Harrison Ford’un kariyerinde daha fazla ilgiyi hakeden bir çok film bulunmakta. İşte bu yazıda hakettiği ilgiyi göremeyen gözden uzak kalmış Harrison Ford filmlerinden 5 tanesini göreceğiz.
Harrison Ford’un canlandırdığı Tom O’Meara adında bir polis memuru evinde Rory (Brad Pitt) adlı İrlandalı bir adamı misafir eder. Rory’nin ABD’ye silah almak için gönderilen, I.R.A’nın en ölümcül suikastçılarından biri olduğu gerçeğinden ise bihaberdir. Harrison Ford’un en çok gözardı edilen filmlerinden biri olan The Devil’s Own genç Brad Pitt ve Natascha McElhone’lu kadrosuyla türün sevenlerinin mutlaka izlemesi gereken filmlerden.

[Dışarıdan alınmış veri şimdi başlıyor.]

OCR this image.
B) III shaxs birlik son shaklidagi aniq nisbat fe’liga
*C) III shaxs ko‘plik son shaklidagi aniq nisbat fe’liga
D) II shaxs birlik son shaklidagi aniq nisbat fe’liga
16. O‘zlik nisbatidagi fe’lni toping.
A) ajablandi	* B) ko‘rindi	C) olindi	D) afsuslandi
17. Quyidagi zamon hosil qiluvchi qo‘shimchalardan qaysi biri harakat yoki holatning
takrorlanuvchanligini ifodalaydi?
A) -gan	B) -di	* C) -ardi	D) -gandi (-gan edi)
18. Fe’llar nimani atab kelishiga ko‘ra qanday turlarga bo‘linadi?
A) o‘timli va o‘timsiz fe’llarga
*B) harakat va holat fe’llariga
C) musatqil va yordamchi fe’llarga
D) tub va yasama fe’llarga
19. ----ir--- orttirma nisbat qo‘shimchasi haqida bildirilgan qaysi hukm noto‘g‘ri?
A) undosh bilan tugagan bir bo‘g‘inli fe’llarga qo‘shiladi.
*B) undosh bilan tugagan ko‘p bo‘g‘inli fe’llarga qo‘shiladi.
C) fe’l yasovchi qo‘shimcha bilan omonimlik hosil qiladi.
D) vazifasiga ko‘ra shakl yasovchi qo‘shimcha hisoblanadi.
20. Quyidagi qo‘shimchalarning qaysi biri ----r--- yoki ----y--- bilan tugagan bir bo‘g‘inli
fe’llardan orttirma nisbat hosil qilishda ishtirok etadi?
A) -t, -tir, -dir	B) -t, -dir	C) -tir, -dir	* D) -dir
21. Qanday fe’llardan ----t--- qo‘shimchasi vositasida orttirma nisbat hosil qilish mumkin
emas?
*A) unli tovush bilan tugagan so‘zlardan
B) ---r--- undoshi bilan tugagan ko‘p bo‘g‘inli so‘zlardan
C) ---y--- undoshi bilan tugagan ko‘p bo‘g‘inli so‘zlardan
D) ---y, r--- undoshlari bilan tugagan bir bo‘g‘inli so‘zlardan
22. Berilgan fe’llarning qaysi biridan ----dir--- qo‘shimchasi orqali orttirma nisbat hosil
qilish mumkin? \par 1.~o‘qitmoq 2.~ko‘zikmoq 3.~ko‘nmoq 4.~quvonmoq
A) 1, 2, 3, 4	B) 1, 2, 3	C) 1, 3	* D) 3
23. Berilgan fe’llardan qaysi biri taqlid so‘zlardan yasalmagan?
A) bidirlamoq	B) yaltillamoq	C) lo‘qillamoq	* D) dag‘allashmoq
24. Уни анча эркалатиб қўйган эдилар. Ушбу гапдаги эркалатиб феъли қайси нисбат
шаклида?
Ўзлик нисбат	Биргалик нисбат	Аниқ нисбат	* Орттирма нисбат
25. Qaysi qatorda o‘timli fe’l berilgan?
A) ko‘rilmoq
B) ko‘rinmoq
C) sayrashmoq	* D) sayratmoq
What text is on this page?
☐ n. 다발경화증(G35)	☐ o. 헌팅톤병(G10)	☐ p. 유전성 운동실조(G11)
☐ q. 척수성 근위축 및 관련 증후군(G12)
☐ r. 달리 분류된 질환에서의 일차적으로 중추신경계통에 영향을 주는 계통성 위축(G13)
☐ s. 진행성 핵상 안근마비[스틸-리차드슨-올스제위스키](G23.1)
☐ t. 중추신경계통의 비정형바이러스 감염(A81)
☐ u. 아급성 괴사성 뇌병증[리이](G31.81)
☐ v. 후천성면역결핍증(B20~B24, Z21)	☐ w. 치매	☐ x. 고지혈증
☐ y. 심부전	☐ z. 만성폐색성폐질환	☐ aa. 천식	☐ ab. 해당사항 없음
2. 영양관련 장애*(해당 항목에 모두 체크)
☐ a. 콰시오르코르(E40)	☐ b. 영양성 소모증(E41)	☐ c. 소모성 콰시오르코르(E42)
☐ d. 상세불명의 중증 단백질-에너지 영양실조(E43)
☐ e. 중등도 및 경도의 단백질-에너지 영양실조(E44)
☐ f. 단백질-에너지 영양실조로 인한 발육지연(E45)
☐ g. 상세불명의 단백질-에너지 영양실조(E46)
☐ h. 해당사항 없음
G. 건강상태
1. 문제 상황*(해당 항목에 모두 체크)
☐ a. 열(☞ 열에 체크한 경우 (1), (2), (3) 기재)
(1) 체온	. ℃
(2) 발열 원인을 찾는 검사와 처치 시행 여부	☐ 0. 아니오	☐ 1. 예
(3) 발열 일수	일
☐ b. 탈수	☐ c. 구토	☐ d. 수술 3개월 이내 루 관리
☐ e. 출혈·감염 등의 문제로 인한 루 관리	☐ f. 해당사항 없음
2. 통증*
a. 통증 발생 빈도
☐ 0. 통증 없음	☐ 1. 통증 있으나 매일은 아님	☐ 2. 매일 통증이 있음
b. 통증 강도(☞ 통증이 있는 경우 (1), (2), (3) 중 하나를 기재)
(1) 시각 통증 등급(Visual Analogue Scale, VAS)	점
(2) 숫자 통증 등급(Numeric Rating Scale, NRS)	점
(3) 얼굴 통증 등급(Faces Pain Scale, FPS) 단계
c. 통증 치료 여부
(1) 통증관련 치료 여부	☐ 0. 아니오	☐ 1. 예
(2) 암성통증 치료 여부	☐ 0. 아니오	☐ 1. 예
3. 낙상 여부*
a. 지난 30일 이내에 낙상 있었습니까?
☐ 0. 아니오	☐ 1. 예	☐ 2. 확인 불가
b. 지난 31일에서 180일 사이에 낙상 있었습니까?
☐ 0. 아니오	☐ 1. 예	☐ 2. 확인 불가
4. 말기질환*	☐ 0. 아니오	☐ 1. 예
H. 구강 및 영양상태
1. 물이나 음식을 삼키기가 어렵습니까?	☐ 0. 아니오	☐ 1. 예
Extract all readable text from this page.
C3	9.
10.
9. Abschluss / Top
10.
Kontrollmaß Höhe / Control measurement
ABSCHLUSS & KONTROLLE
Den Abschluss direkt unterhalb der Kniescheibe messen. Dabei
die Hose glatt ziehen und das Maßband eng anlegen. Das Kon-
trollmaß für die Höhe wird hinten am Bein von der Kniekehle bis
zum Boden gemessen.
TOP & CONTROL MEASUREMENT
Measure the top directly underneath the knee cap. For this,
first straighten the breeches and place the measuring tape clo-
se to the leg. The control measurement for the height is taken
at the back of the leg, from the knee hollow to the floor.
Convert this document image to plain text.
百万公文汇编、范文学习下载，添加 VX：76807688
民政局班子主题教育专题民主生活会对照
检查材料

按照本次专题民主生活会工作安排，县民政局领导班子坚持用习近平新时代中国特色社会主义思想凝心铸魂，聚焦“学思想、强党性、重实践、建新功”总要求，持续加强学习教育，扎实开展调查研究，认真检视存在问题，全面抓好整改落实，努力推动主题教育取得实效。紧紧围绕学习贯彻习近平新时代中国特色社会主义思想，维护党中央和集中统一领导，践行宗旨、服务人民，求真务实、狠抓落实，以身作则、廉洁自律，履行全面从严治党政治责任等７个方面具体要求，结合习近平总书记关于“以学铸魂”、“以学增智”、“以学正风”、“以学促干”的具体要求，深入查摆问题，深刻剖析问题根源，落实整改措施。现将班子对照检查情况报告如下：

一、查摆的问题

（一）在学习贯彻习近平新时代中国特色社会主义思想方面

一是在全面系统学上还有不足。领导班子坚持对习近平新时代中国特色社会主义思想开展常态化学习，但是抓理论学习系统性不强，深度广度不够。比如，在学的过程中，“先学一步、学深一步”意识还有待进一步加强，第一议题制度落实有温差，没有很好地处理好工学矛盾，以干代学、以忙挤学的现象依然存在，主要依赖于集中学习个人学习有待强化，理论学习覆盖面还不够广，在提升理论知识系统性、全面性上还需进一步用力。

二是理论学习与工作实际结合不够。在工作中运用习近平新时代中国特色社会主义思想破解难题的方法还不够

Moskova’da teröre karşı sıfır tolerans politikası hakkında bir konuşma yaptıktan sonra, Harrison Ford’un canlandırdığı Başkan James Marshall, Air Force One ile evine dönmek üzere yola çıkar. Ancak eve dönüş yolculukları hiç de bekledikleri gibi gerçekleşmeyecektir. Ivan Korshunov (Gary Oldman) liderliğindeki bir grup terörist uçağı ele geçirecek ve herkesi rehin alacaktır. Kadrosunda Harrison Ford’a Gary Oldman ve Glenn Close gibi isimlerin eşlik ettiği Air Force One, gösterime girdiği yıllarda haksızlığa uğrayan filmlerden.
Girdiği markette gerçekleşen soygun esnasında vurulan avukat Henry (Harrison Ford) saldırıdan kurtulur ancak komaya girer. Uyandığında ise, ne hareket edebilmekte ne de konuşabilmekte ve ciddi hafıza kaybına sahiptir. Ailesiyle yeni bir ilişki kurarken, kısa zaman içinde bir zamanlar olduğu kişinin pek de iyi bir karakter olmadığını fark edecektir. Listedeki en çok göz ardı edilen filmlerden biri olan Regarding Henry’de Harrison Ford’a Annette Bening eşlik etmekte.
Aynı adı taşıyan çok satan romanın Scott Turow tarafından uyarlaması olan Presumed Innocent’ta, Harrison Ford Rozat “Rusty” Sabich adındaki başsavcıyı canlandırıyor. Bir meslektaşının tecavüz ve cinayeti soruşturmasıyla görevlendirilen Sabich, soruşturma esnasında bütün oklar üzerine çevrilince en büyük rakibinden yardım isteyecektir.
Bir konferansa katılmak için gittiği Paris’te, Dr. Richard Walker (Harrison Ford) kaldığı otelde duştan çıktıktan sonra karısının gizemli bir şekilde ortadan kaybolduğunu farkeder. Sadece temel Fransızca konuşabilen ve Paris’i çok az bilen Walker, Fransız bürokrasisi ve yeraltı dünyası ile baş etmek zorunda kalacaktır. Roman Polanski’nin yönetmenlik koltuğunda oturduğu Frantic listenin son filmi olmasına bakılmadan izlenmesi gerekenlerden.